Today, the plenary of the European Parliament adopted a long-awaited law which will restrict the use of antimicrobials in food-producing animals and thus help to fight antimicrobial resistance.


The European Consumer Organisation (BEUC) welcomes that under the new rules, the routine preventive use of antimicrobials will in principle be prohibited. Use of antimicrobials in healthy animals will be allowed solely on an exceptional basis, for instance after surgery, and in individual animals only. Yet, when some animals in a group are sick, it will still be permitted to treat the entire group with antimicrobials to avoid the spread of an infection or disease. Unfortunately, the law does not state that this practice too should be exceptional.

The Commission will draw up a list of antimicrobials to be reserved for treatment of humans only. The updated legislation also imposes new obligations on Member States for the collection of data on both the sales and the use of antimicrobials per animal species, however those are only to be phased-in very gradually.

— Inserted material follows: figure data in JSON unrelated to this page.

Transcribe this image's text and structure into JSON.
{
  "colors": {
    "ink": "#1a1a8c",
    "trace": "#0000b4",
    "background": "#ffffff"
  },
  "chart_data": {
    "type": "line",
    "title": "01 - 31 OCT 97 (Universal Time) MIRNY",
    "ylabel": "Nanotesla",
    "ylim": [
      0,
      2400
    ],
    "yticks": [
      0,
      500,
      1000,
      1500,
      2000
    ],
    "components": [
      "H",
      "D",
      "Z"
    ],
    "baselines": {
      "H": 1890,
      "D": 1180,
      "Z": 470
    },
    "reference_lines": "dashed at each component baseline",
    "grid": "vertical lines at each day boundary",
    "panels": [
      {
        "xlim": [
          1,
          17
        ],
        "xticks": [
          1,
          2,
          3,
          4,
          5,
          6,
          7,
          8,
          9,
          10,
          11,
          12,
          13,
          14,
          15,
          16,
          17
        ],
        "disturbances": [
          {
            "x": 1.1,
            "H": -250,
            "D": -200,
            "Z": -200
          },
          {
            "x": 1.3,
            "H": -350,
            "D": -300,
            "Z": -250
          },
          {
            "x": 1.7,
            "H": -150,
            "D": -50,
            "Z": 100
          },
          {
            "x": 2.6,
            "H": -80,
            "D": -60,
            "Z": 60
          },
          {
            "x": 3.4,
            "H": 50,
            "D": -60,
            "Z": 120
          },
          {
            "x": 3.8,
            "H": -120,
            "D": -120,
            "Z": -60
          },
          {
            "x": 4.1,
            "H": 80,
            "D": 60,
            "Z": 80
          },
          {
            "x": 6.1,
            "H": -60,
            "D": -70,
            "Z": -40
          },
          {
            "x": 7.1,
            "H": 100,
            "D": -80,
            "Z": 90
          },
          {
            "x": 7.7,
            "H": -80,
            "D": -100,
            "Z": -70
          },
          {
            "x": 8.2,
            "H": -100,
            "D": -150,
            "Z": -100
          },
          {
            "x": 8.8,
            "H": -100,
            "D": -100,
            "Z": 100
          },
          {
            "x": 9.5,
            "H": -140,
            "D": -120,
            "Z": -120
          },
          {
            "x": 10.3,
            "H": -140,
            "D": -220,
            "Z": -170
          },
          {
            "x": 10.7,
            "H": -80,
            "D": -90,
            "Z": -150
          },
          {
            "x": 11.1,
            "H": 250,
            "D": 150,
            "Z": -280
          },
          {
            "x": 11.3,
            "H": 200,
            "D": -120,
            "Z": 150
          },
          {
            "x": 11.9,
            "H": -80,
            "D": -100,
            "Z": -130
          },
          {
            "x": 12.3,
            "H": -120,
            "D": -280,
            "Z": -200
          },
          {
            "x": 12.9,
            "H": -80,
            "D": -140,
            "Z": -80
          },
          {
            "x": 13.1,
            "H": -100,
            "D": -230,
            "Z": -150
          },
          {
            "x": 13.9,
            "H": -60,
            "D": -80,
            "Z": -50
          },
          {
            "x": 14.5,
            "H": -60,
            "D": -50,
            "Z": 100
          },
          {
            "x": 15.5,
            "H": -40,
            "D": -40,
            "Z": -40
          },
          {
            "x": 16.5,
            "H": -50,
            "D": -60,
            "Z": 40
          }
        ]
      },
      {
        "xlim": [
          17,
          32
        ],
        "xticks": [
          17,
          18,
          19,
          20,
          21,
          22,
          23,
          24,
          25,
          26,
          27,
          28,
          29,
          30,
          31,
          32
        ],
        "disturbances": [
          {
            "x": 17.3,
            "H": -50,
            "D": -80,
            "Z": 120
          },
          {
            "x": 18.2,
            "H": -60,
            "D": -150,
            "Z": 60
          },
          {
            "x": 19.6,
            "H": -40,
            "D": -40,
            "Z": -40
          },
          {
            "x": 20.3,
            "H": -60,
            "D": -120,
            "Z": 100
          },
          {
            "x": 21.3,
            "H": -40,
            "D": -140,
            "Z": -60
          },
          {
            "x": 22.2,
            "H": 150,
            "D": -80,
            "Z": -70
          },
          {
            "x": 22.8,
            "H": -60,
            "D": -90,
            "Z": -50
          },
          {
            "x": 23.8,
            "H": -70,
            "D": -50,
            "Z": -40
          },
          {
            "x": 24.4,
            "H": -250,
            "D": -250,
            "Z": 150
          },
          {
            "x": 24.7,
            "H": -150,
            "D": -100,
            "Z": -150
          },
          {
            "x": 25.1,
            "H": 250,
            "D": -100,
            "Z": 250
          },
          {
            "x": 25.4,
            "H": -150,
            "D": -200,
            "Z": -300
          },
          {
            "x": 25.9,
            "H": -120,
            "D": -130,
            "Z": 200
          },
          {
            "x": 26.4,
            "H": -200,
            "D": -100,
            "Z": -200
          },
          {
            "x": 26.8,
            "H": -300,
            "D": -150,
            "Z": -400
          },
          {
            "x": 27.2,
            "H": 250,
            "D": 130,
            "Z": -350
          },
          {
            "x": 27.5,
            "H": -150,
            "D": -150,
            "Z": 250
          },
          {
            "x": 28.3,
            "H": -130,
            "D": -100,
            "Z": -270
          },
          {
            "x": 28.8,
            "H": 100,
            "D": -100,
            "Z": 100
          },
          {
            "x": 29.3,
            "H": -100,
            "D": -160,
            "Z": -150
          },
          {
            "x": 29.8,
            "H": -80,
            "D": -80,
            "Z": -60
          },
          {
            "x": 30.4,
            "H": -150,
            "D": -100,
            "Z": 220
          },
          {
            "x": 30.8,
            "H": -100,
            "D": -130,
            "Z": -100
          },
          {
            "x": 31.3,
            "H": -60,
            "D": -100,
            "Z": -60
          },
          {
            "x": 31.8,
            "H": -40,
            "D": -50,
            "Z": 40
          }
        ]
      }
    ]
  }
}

Finally, third country producers exporting animal products to the EU will have to respect the ban on antimicrobial use for growth promotion and the new restrictions on those antimicrobials which are vital in human medicine. It is expected the new law will enter into force in early 2019.

BEUC Director-General, Monique Goyens reacted:

"This new EU law is a significant answer to a looming health crisis. As the World Health Organisation itself noted, antimicrobial resistance is one of today's biggest global health threats.

"EU consumer groups have long been advocating for an end to the routine preventive use of antibiotics in farm animals. Vital antibiotics should be reserved for treating infections in people. Both will become reality now and this is very good news.

"It is only fair that our trading partners should follow the same rules as EU farmers when they export their meat to Europe. Meat imported to the EU should not be derived from animals which are fed antibiotics to stimulate their growth – and the industry's profits.

"We welcome that all Member States will be required to collect data not just on the sales, but also on the actual use of antimicrobials per animal species. But it is disappointing these obligations will not apply before several years.

"As the latest data published by the European Medicines Agency (EMA) shows, action to cut antibiotic use in food-producing animals has been uneven across EU Member States. Good data allowing country comparison is key to identifying best practices and ensuring all Member States step up their game to end the improper use of antibiotics in farming."

BEUC acts as the umbrella group in Brussels for its members and our main task is to represent them at European level and defend the interests of all Europe's consumers. BEUC investigates EU decisions and developments likely to affect consumers, with a special focus on five areas identified as priorities by our members: Financial Services, Food, Digital Rights, Consumer Rights & Enforcement and Sustainability.